AR has been used as a landscape simulation system that provides immersive experience because 3D landscape assessment objects are superimposed on the present surroundings. Meanwhile, an issue in VR is the considerable amount of time and cost needed to create a 3D model of the present terrain and buildings. Therefore, this study developed a 3DMAP-AR system that realizes geometric registration using a 3D map instead of GPS in obtaining position data, a gyroscope sensor in obtaining posture data, and a video camera in capturing live video of present surroundings. These applications were all mounted in a smartphone for urban landscape assessment. Registration accuracy was evaluated to simulate an urban landscape from a short- to a long-range scale, with the latter involving a distance of approximately 2000 m. The contributions of this research are as follows:

• The developed 3DMAP-AR system enables users to simulate a landscape from multiple and long-distance viewpoints simultaneously. Users can also walk around the viewpoint fields by simply using a smartphone without installing other special devices.
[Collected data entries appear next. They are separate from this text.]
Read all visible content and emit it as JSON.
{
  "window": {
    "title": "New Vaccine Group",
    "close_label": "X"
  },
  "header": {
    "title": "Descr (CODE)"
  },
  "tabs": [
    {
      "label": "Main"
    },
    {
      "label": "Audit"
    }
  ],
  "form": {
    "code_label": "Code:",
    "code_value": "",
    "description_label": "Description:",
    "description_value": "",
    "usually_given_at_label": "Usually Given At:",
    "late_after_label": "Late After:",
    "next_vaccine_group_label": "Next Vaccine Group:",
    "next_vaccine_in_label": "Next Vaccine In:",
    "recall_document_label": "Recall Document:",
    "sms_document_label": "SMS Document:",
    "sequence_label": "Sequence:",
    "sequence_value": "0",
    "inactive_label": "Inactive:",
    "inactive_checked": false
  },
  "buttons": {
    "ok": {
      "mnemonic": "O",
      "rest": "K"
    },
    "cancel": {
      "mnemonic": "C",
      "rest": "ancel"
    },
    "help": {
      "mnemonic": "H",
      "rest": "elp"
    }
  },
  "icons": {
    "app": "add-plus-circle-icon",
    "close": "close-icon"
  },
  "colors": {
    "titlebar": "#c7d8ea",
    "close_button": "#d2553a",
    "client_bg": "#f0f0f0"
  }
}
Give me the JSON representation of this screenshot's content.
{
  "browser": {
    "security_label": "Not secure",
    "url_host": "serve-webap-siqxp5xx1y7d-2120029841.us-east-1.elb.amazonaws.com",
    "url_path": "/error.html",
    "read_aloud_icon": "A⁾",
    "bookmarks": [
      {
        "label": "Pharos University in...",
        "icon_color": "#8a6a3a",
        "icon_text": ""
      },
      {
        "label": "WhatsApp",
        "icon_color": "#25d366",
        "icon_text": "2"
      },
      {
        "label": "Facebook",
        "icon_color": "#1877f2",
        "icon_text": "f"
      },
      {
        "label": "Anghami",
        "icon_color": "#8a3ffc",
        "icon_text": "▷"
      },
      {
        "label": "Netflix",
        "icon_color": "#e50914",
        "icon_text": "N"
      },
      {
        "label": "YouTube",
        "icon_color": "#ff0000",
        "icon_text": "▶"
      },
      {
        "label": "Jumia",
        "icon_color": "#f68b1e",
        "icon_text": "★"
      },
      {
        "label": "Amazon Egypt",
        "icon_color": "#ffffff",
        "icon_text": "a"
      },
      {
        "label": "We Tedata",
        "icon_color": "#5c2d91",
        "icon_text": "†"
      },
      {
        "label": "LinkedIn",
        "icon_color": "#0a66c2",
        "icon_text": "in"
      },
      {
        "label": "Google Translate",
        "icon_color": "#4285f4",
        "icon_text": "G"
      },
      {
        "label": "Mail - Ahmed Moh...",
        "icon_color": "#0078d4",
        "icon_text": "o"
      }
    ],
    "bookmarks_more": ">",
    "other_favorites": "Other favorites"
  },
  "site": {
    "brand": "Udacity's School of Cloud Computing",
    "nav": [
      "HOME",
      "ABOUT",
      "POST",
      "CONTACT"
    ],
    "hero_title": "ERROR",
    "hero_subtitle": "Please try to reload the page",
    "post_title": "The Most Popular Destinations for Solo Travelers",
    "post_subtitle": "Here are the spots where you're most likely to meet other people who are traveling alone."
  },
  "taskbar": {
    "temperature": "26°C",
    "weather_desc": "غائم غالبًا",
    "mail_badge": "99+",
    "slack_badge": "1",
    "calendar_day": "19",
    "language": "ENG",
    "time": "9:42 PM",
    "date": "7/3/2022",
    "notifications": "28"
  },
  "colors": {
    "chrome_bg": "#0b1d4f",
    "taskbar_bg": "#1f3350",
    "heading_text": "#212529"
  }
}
• The developed AR system was validated to ensure that a landscape assessment object at a distance of 2000 m from an important viewpoint can be fully evaluated when a known fixed value is set. The mean distance error was less than 0.5 m, which is the tolerance level of landscape assessment.
• The distance error of the 3DMAP-AR ranged from 4 m to 9 m, and its vertical error ranged from 1.5 m to 5.2 m. When the distance between the 3DCG virtual camera and the landscape assessment object increased, the error also increased. This error is comparable to that in a previous research that used a large artificial marker system for landscape simulation. The proposed method was evaluated as feasible and effective.

A future work should attempt to improve the optical integrity and occlusion problem of the 3DMAP-AR system for urban landscape simulation.